L'enfant de la fortune

(titre original : Child of Fortune)

 

Roman de 1985 de Norman Spinrad, paru chez Ailleurs et Demain puis au Livre de Poche, traduit par Guy Abadia.

Spinrad retourne aux sources éternelles de son adolescence hippie en la rêvant comme un idéal social reconnu : la révolte et l'enthousiasme de l'adolescent vus non plus comme une contre-culture mais comme une norme sociale. Il généralise pour cela à l'échelle galactique la tradition germanique du wanderjahr, pratiquée par les artisans qui partaient apprendre leur métier sur les routes (l'équivalent du compagnonnage français, mais qui a subsisté jusqu'à l'époque moderne). Ce principe intéressant permettra surtout à l'auteur de s'amuser. L'héroïne du roman de Spinrad, bien entendu, n'emportera dans sa trousse à outils qu'un gadget tantrique...

Le niveau de langue a toujours été une préoccupation de Spinrad, qui a rarement atteint un style aussi savoureux que dans ce roman : un style d'une grande préciosité, traduisant la haute opinion de soi de la narratrice, et qui emprunte des mots à de nombreuses langues pour évoluer en un "lingo" galactique multiforme. Le procédé avait déjà été employé selon la même logique dans son précédent roman situé dans un lointain futur, La Dernière Croisière du Dragon-Zéphir.

Malheureusement, les romans de Spinrad sont parfois atteints de... priapisme.
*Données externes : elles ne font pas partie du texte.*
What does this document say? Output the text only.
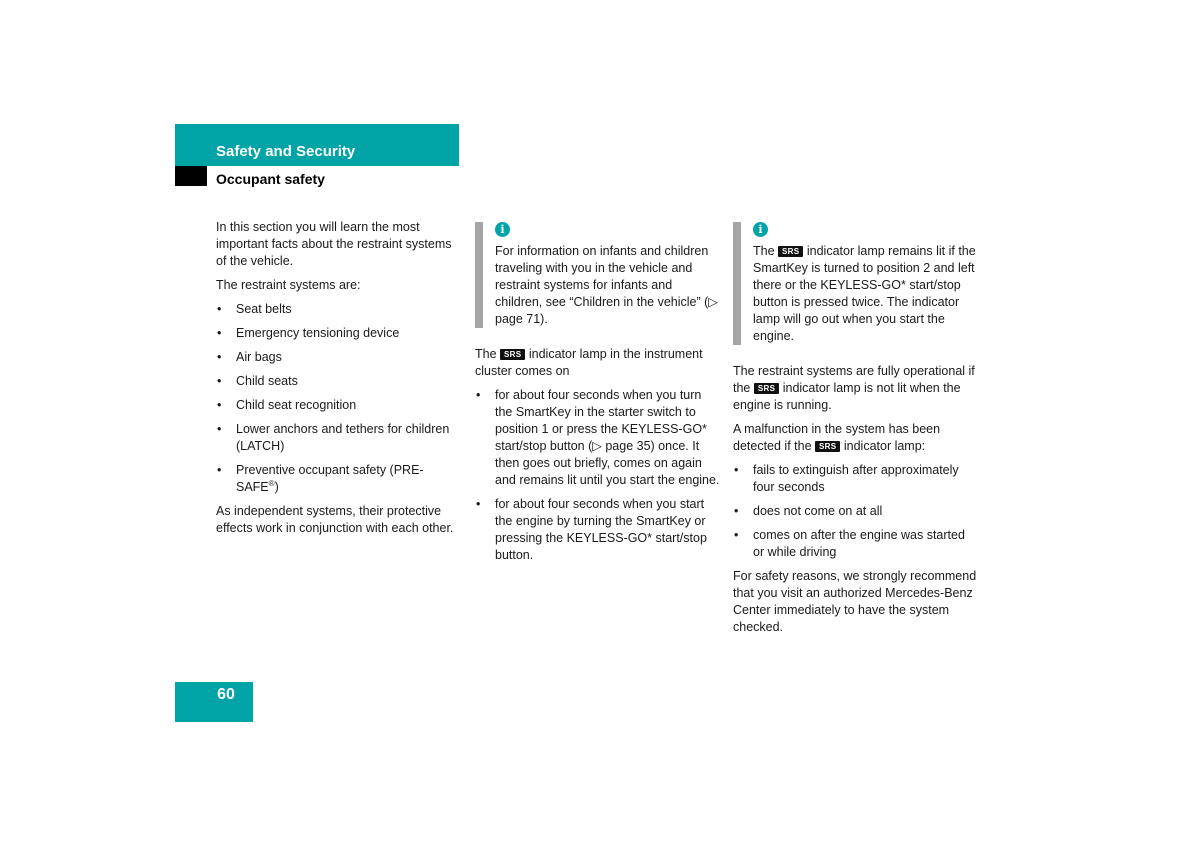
Safety and Security
Occupant safety

In this section you will learn the most important facts about the restraint systems of the vehicle.

The restraint systems are:

• Seat belts
• Emergency tensioning device
• Air bags
• Child seats
• Child seat recognition
• Lower anchors and tethers for children (LATCH)
• Preventive occupant safety (PRE-SAFE®)

As independent systems, their protective effects work in conjunction with each other.

i
For information on infants and children traveling with you in the vehicle and restraint systems for infants and children, see “Children in the vehicle” (▷ page 71).

The SRS indicator lamp in the instrument cluster comes on

• for about four seconds when you turn the SmartKey in the starter switch to position 1 or press the KEYLESS-GO* start/stop button (▷ page 35) once. It then goes out briefly, comes on again and remains lit until you start the engine.
• for about four seconds when you start the engine by turning the SmartKey or pressing the KEYLESS-GO* start/stop button.
i
The SRS indicator lamp remains lit if the SmartKey is turned to position 2 and left there or the KEYLESS-GO* start/stop button is pressed twice. The indicator lamp will go out when you start the engine.

The restraint systems are fully operational if the SRS indicator lamp is not lit when the engine is running.

A malfunction in the system has been detected if the SRS indicator lamp:

• fails to extinguish after approximately four seconds
• does not come on at all
• comes on after the engine was started or while driving

For safety reasons, we strongly recommend that you visit an authorized Mercedes-Benz Center immediately to have the system checked.

60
La montée orgasmique est si plaisante devant les formes callipyges de cette littérature aux charmants atours, mais la pratique devient lassante lorsque le corpus finit par se répéter de façon mécanique (et encore la traduction française soumise à l'auteur a-t-elle réduit le texte originel, ouf).

Si le roman s'enferme dans son canevas Sex & Drugs & Again & Again, c'est qu'il n'a plus guère d'idées à proposer à partir du moment où la conclusion est écrite d'avance. La perpétuelle auto-congratulation du mode de vie gipsy/hippie est vite soûlante : cette ode à une vie supposée libre porte une contradiction intrinsèque tant ce prêchi-prêcha présente un caractère extrêmement normatif.